Next, operation of the electric stapler 11 will be explained. FIG. 2(a) shows an initial state in which the clincher 17 at inside of the clincher unit 13 is disposed at a lower standby position, and also the press blade 19 at inside of the clincher 17 is disposed at a lower standby position. Further, as shown by FIG. 2(b), when one set of sheets P is supplied to between the driver unit 12 and the clincher unit 13, the clincher drive cam 16 starts rotating to move up the clincher 17 to pinch the sheet by the clincher 17 and the bottom face of the driver unit 12. Simultaneously therewith, the driver at inside of the driver unit 12 is driven to move down to inject the staple S to the lower side to bind the sheets. Successively, as shown by FIG. 2(c), the blade driving cam 20 starts rotating to move up the press blade 19. The press blade 19 pushes the sheet P to the recess grooves 21 at the bottom face of the driver unit 12 to thereby attach folds at two left and right contiguous portions of the stapling portion. Further, after binding and pressing, the clincher driving cam 16 and the blade driving cam 20 finish to rotate by one rotation and the clincher 17 and the press blade 19 return to an initial state of FIG. 2(a).

FIG. 3(a) and FIG. 3(b) show the electric stapler 31 of a clincher fixed type as other embodiment, and there is constructed a constitution in which a staple magazine holder portion 33 of the driver unit 32 and a driver link 34 and a driver (not illustrated) are driven to move up and down. The press blade 36 and the blade driving cam 37 are included at inside of the fixed type clincher 35 similar to the above embodiment, and when the blade driving cam 37 is rotated by one rotation from the initial position, the press blade 36 is reciprocated to move up and down from the lower standby position by one reciprocation. Further, the recess grooves 38 in correspondence with the press blade 36 are formed on left and right sides of a staple injecting port formed at a bottom face of the staple magazine holder 33 and when the press blade 36 is moved up, left and right upper end portions of the press blade 36 are fitted to the recess grooves 38 similar to the electric stapler 11 shown in FIG. 1 through FIG. 2(c).

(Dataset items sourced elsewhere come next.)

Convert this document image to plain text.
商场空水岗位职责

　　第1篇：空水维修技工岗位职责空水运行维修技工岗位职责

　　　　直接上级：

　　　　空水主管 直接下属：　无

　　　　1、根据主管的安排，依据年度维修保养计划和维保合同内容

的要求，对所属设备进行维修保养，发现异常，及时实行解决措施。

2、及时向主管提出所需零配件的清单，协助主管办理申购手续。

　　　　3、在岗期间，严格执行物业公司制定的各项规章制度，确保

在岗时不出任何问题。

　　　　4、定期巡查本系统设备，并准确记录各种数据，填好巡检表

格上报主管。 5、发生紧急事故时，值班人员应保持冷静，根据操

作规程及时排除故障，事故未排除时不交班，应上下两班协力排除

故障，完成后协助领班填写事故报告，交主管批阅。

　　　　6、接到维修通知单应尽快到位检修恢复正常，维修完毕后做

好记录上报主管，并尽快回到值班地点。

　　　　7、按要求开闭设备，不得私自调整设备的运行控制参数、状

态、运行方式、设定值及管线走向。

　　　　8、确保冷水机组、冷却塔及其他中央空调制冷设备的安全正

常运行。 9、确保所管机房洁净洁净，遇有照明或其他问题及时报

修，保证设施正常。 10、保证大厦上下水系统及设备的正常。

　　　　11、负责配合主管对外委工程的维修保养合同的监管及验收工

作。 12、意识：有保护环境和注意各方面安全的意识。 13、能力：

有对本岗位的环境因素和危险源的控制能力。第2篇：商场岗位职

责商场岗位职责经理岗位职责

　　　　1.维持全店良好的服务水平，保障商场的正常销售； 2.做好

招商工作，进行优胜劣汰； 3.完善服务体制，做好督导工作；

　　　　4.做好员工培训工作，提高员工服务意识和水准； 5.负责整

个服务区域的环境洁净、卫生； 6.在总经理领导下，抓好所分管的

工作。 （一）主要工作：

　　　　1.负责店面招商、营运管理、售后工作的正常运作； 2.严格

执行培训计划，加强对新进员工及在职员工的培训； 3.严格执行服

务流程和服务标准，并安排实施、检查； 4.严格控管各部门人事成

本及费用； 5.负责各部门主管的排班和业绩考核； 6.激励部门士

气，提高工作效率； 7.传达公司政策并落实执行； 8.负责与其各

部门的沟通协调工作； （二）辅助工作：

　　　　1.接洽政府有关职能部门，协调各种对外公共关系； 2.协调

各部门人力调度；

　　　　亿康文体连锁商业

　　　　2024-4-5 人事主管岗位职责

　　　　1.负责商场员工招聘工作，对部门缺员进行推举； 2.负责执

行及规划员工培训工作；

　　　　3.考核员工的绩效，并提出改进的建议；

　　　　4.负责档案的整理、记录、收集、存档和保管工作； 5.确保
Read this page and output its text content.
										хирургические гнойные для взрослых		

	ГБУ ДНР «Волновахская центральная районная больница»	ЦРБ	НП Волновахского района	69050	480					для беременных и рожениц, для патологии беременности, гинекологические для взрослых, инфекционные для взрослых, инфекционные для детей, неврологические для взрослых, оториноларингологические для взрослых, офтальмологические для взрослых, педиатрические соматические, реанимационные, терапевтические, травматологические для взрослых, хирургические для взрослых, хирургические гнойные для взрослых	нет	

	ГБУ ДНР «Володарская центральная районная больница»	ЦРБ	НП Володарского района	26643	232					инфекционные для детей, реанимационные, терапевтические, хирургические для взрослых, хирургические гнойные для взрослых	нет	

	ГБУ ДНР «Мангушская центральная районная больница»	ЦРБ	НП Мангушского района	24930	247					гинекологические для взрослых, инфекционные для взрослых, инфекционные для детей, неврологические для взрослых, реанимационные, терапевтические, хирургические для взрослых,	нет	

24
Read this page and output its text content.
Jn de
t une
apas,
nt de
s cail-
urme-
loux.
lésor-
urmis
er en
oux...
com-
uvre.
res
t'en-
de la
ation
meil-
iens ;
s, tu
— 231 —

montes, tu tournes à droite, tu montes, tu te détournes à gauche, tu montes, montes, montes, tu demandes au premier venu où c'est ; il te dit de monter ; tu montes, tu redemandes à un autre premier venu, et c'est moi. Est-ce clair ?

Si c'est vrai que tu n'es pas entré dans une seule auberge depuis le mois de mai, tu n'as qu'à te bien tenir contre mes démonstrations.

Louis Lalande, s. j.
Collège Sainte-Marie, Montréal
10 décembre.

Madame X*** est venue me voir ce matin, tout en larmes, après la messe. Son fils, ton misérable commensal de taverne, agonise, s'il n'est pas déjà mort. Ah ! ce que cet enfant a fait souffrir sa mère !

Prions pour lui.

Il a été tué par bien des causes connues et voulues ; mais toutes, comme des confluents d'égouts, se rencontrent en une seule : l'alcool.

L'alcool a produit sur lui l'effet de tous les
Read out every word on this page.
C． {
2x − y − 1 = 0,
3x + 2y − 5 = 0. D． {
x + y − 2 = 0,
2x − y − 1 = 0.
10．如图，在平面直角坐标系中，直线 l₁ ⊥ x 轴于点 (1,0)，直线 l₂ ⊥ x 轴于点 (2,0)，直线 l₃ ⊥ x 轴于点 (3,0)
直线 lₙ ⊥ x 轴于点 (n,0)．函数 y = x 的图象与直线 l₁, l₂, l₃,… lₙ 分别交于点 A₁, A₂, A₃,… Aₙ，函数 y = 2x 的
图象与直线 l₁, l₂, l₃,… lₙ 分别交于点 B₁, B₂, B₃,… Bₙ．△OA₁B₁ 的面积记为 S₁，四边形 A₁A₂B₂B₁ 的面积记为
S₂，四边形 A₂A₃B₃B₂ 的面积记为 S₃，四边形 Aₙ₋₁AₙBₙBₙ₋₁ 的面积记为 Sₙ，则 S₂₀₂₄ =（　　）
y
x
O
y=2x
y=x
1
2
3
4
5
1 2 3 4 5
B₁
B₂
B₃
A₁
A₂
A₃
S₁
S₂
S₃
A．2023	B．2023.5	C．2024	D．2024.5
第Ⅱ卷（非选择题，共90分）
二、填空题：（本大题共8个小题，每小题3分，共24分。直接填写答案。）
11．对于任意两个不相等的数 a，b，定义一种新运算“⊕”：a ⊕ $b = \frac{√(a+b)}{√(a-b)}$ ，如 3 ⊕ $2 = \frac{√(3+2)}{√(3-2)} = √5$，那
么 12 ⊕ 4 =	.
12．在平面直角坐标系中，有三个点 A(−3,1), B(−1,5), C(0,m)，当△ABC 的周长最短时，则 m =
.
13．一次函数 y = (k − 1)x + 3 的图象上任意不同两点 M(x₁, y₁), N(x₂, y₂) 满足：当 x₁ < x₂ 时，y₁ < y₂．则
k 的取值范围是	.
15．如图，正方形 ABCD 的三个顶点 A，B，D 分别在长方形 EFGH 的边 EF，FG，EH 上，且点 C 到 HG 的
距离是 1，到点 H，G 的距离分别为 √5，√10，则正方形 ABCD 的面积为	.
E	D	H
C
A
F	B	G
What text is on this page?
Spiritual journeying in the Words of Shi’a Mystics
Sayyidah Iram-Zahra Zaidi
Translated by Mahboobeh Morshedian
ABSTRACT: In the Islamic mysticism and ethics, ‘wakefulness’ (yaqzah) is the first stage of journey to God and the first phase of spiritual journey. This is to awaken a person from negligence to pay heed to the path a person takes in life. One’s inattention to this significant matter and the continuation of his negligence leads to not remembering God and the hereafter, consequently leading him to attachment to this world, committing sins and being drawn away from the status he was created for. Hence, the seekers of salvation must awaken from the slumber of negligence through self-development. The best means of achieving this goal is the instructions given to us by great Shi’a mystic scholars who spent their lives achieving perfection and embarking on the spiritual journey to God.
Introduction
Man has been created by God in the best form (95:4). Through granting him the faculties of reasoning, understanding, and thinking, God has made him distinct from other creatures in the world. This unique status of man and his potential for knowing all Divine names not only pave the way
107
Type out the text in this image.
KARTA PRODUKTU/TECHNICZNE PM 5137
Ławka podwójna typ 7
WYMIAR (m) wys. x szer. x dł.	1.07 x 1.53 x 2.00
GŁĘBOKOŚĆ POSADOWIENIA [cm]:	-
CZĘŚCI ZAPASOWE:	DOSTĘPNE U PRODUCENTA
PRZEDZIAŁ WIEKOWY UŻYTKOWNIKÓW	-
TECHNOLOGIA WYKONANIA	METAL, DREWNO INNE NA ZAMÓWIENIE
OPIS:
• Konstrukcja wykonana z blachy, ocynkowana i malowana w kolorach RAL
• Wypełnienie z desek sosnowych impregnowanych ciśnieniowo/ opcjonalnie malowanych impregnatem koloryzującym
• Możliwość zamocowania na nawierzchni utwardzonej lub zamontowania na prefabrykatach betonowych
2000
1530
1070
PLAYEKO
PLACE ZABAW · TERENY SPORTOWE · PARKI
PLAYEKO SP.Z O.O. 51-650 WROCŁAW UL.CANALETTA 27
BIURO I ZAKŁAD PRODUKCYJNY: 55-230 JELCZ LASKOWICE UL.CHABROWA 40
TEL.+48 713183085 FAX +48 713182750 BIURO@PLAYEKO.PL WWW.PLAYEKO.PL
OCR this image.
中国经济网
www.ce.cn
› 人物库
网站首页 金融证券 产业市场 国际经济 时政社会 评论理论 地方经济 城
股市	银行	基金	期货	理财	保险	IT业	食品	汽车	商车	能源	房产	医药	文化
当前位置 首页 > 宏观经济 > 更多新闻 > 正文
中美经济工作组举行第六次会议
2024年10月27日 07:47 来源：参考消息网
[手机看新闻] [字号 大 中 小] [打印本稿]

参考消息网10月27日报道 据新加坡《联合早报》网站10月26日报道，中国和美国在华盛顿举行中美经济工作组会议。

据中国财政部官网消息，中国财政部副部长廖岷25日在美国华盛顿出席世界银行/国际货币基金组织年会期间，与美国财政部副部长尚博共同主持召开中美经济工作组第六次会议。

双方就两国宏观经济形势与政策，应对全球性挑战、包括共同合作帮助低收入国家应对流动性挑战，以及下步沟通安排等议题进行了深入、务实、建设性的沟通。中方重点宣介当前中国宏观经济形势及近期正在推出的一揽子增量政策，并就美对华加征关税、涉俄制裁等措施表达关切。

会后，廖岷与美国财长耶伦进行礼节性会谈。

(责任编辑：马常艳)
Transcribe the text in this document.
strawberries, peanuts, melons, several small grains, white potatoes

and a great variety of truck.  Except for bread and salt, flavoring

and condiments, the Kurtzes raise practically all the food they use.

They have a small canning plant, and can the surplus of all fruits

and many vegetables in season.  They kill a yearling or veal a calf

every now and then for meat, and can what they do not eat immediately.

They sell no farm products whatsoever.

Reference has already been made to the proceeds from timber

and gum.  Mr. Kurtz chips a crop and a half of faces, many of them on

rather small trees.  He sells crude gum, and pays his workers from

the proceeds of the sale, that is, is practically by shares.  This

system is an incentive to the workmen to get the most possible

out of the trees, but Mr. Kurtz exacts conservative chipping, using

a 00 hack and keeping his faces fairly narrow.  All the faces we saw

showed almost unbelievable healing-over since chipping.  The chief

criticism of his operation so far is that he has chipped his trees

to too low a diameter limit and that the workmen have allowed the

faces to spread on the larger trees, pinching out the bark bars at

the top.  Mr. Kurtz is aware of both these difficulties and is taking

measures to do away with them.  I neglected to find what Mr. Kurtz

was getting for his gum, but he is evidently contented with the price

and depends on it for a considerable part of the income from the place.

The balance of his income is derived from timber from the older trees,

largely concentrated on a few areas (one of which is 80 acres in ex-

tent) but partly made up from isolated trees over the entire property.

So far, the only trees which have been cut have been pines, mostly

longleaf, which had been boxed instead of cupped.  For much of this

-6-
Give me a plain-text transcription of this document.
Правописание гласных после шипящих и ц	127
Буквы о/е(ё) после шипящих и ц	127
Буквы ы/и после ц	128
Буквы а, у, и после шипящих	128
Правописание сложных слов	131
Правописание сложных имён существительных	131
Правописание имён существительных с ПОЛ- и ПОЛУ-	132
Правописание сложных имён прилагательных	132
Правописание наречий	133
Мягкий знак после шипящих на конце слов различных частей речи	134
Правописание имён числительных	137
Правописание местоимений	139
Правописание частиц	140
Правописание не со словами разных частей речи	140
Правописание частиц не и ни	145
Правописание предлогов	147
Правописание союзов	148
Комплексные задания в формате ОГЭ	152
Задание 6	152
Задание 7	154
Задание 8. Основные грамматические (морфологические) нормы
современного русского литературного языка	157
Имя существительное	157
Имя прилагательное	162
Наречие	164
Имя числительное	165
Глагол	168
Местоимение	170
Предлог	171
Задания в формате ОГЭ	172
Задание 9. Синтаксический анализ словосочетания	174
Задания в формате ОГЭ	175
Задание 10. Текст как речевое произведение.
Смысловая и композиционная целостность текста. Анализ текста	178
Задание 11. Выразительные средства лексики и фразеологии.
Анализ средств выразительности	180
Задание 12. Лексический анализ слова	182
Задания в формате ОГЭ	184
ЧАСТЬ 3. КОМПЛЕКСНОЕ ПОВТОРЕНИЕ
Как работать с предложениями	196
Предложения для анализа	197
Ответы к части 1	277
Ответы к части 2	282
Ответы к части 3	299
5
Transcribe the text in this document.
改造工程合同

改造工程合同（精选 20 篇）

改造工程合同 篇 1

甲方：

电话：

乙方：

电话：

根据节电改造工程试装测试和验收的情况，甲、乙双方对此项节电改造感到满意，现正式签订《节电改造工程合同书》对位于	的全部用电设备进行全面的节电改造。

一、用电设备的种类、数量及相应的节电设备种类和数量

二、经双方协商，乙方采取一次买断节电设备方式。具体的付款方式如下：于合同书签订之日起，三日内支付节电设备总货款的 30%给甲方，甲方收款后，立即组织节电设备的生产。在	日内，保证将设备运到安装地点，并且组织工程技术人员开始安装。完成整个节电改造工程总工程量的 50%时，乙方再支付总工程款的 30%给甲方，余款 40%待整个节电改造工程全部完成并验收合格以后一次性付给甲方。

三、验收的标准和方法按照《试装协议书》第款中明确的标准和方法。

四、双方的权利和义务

FIG. 4(a) through FIG. 4(c) show operation of the electric stapler 31, and in an initial state of FIG. 4(a), the press blade 36 at inside of the clincher 35 is disposed at the lower standby position. As shown by FIG. 4(b), when one set of sheets P is supplied to between the driver unit 32 and the clincher 35, a driver driving cam 39 starts to rotate to integrally move down the staple magazine holder portion 33 and the driver link 34 to pinch the sheets by the bottom face of the staple magazine holder portion 33 and the clincher 35. Further, as shown by FIG. 3(b) and FIG. 4(b), the driver link 34 is further moved down, and the driver injects the staple S to the lower side to bind the sheets. Successively, the blade driving cam 37 starts rotating, as shown by FIG. 4(c), the press blade 36 is moved up, and the press blade 36 presses the sheet to the recess grooves 38 at the bottom face of the staple magazine holder portion 33 to attach the folds at two left and right contiguous portions of the stapling portion of sheet. Further, after binding and pressing, a driver driving cam 39 and the blade driving cam 37 finish to rotate by one rotation to return the staple magazine holder portion 33 and the driver link 34 and the driver to the upper standby position, and the press blade 36 is moved down to return to the initial state of FIG. 4(a).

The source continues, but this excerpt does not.